Vedashree Khambete
Sep 08, 2011

Veda's Blog: All’s Fair In Love And Advertising?

Nothing’s wrong doesn’t mean everything is right with fairness product advertising, says Mudra's Vedashree Khambete

Veda's Blog: All’s Fair In Love And Advertising?

One of my previous bosses wouldn’t work on cigarette or alcohol brands. It was put down in his contract and everything. When I first heard of it, I decided that I must also draw the line somewhere. So I decided to never work on fairness brands.

Except young writers don’t have the luxury of just putting up their hands and saying nope, I’m not taking that brief, I HAVE PRINCIPLES, DAMMIT! I’d have been stuck writing leaflets and kicking myself for passing up a chance to do a TVC. Or maybe I was just too chicken to say ‘no’. Either way, I ended up working on not one, but two fairness brands. And this is what I found out.

First of all, the Indian obsession with fairness didn’t start with the Raj. It started in feudal India, where the ladies of the manor were restrained to the confines of said manor. Working class women would toil away in fields and farms, under the harsh glare of the sun. They’d get a tan, while their better-off sisters stayed within the shaded walls of their mansions. And so a fairer complexion came to be equated with a higher socio- economic class. When the Brits came with their white skin and fork-and-spoon dining, they only intensified a belief that already existed.

So basically, fairness creams are not the reason behind our fairness obsession. If tomorrow the Government put a ban on all fairness products, Indian mothers will happily push their dusky daughters into tubs of besan, raw milk, turmeric, industrial bleach and who knows what.

Fairness creams are merely the packaged equivalent of that tub of muck.

And why shouldn’t they be? When manufacturers see a need in the market, they make products to fulfill that need. And Indian women want to be fair. They don’t just want to lose their tans, they want to be FAIR. Aishwarya Rai fair. Kareena Kapoor fair. This isn’t empty talk – I’ve been to a dozen focus groups where all the aunties wanted ‘Katrina jaisi fairness’ and put all kinds of crap on their faces to get it.

Advertising fairness products isn’t intensifying their light-skin fixation, it’s merely… feeding it. That’s like saying it’s not murder, it’s manslaughter. But there IS a difference and it exists.

Now to be fair (ah, the joy of an inadvertent pun!), fairness product advertising has come a long way. We are thankfully past the “I wish I was fairer so that boy would marry me” period, to the much more positive “This cream will give me the confidence to realize my potential” space. It’s not going to do anything of the sort, of course, but that’s a whole different kettle of fish.

My point is, we’ve finally stopped attacking women’s self esteem through fairness advertising. And that’s fantastic. So why are we still sneering at those of us whose job it is to sell skin-lightening products?

Are WE using dusky models to advertise skin products that aren’t fairness related? Are we using dusky models AT ALL? When we do use them, have we stopped lightening their faces in post-production? Judging from the way Bipasha Basu and Kajol look in commercials, I think not.

It’s bad enough that the models in fairness commercials are either Asian or Photoshopped to corpse-like whiteness. And there’s nothing we can do about it, because it’s what the category demands.
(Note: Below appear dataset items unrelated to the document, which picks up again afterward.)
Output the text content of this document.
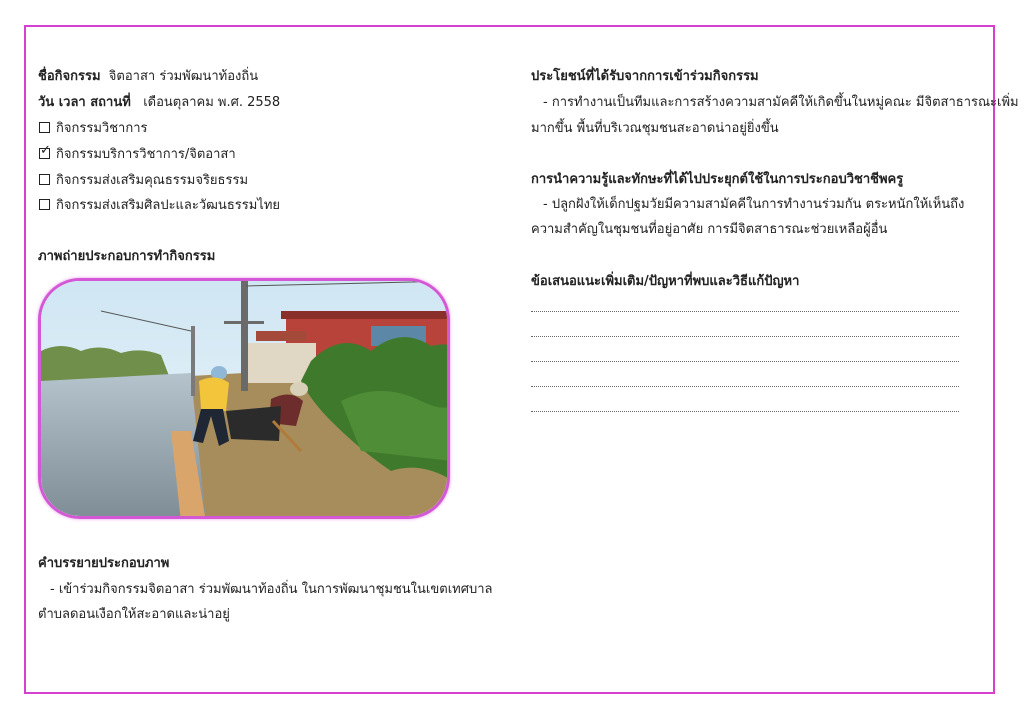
ชื่อกิจกรรม จิตอาสา ร่วมพัฒนาท้องถิ่น
วัน เวลา สถานที่ เดือนตุลาคม พ.ศ. 2558
กิจกรรมวิชาการ
✓ กิจกรรมบริการวิชาการ/จิตอาสา
กิจกรรมส่งเสริมคุณธรรมจริยธรรม
กิจกรรมส่งเสริมศิลปะและวัฒนธรรมไทย
ภาพถ่ายประกอบการทำกิจกรรม
คำบรรยายประกอบภาพ
- เข้าร่วมกิจกรรมจิตอาสา ร่วมพัฒนาท้องถิ่น ในการพัฒนาชุมชนในเขตเทศบาล
ตำบลดอนเงือกให้สะอาดและน่าอยู่
ประโยชน์ที่ได้รับจากการเข้าร่วมกิจกรรม
- การทำงานเป็นทีมและการสร้างความสามัคคีให้เกิดขึ้นในหมู่คณะ มีจิตสาธารณะเพิ่ม
มากขึ้น พื้นที่บริเวณชุมชนสะอาดน่าอยู่ยิ่งขึ้น
การนำความรู้และทักษะที่ได้ไปประยุกต์ใช้ในการประกอบวิชาชีพครู
- ปลูกฝังให้เด็กปฐมวัยมีความสามัคคีในการทำงานร่วมกัน ตระหนักให้เห็นถึง
ความสำคัญในชุมชนที่อยู่อาศัย การมีจิตสาธารณะช่วยเหลือผู้อื่น
ข้อเสนอแนะเพิ่มเติม/ปัญหาที่พบและวิธีแก้ปัญหา
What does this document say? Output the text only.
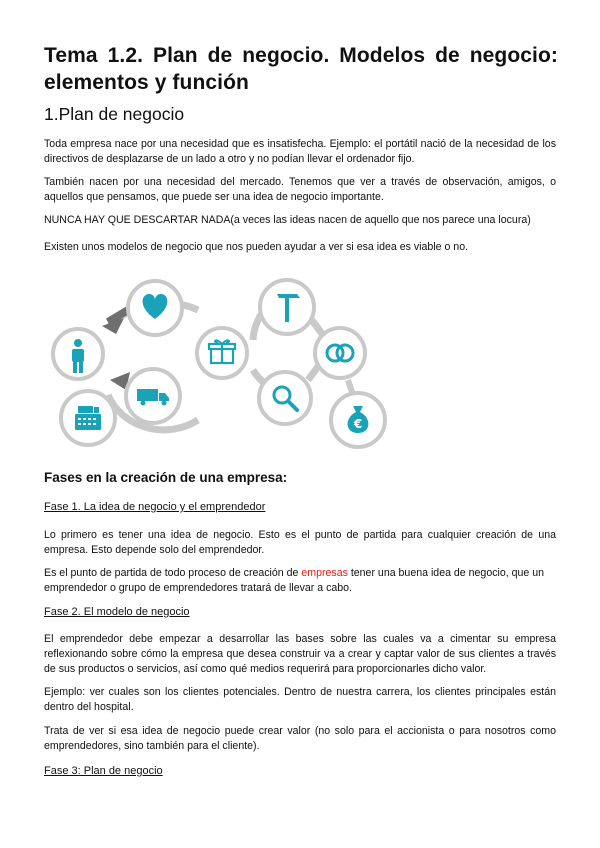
Tema 1.2. Plan de negocio. Modelos de negocio: elementos y función
1.Plan de negocio

Toda empresa nace por una necesidad que es insatisfecha. Ejemplo: el portátil nació de la necesidad de los directivos de desplazarse de un lado a otro y no podían llevar el ordenador fijo.

También nacen por una necesidad del mercado. Tenemos que ver a través de observación, amigos, o aquellos que pensamos, que puede ser una idea de negocio importante.

NUNCA HAY QUE DESCARTAR NADA(a veces las ideas nacen de aquello que nos parece una locura)

Existen unos modelos de negocio que nos pueden ayudar a ver si esa idea es viable o no.

€
Fases en la creación de una empresa:

Fase 1. La idea de negocio y el emprendedor

Lo primero es tener una idea de negocio. Esto es el punto de partida para cualquier creación de una empresa. Esto depende solo del emprendedor.

Es el punto de partida de todo proceso de creación de empresas tener una buena idea de negocio, que un emprendedor o grupo de emprendedores tratará de llevar a cabo.

Fase 2. El modelo de negocio

El emprendedor debe empezar a desarrollar las bases sobre las cuales va a cimentar su empresa reflexionando sobre cómo la empresa que desea construir va a crear y captar valor de sus clientes a través de sus productos o servicios, así como qué medios requerirá para proporcionarles dicho valor.

Ejemplo: ver cuales son los clientes potenciales. Dentro de nuestra carrera, los clientes principales están dentro del hospital.

Trata de ver si esa idea de negocio puede crear valor (no solo para el accionista o para nosotros como emprendedores, sino también para el cliente).

Fase 3: Plan de negocio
But for products that have nothing to do with fair skin, why aren’t we showing a gorgeous, glowing caramel complexion? Why aren’t we showing golden tans and gleaming chocolate skin? Why haven’t we seen a thousand different versions of that stunning World Gold Council commercial featuring Sheetal Mallar?

It’s easy to think that when you have the chance to advertise a fairness product, you’ll do things right. Then you meet the client and it all goes to pot. No, if you want to make a difference, it’s not going to happen by sitting back and saying, “Sheesh, who MAKES these terrible fairness commercials?”

It’ll happen when someone takes Indian consumers gently by the hand and tells them how fair skin is more prone to age lines and wrinkles, more susceptible to skin cancer, how acne spots stand out more on fair skin than dark skin, how anywhere outside of India an olive complexion is considered exotic and terribly sexy and how many foreigners spend how many hours under the sun or on a tanning bed to get the exact shade of brown we see in our mirrors every day.

Let’s make bronze skin sexy first. The rest will follow.

Vedashree Khambete is an ACD with Mudra, a writer at heart and a coffee-addict by vocation.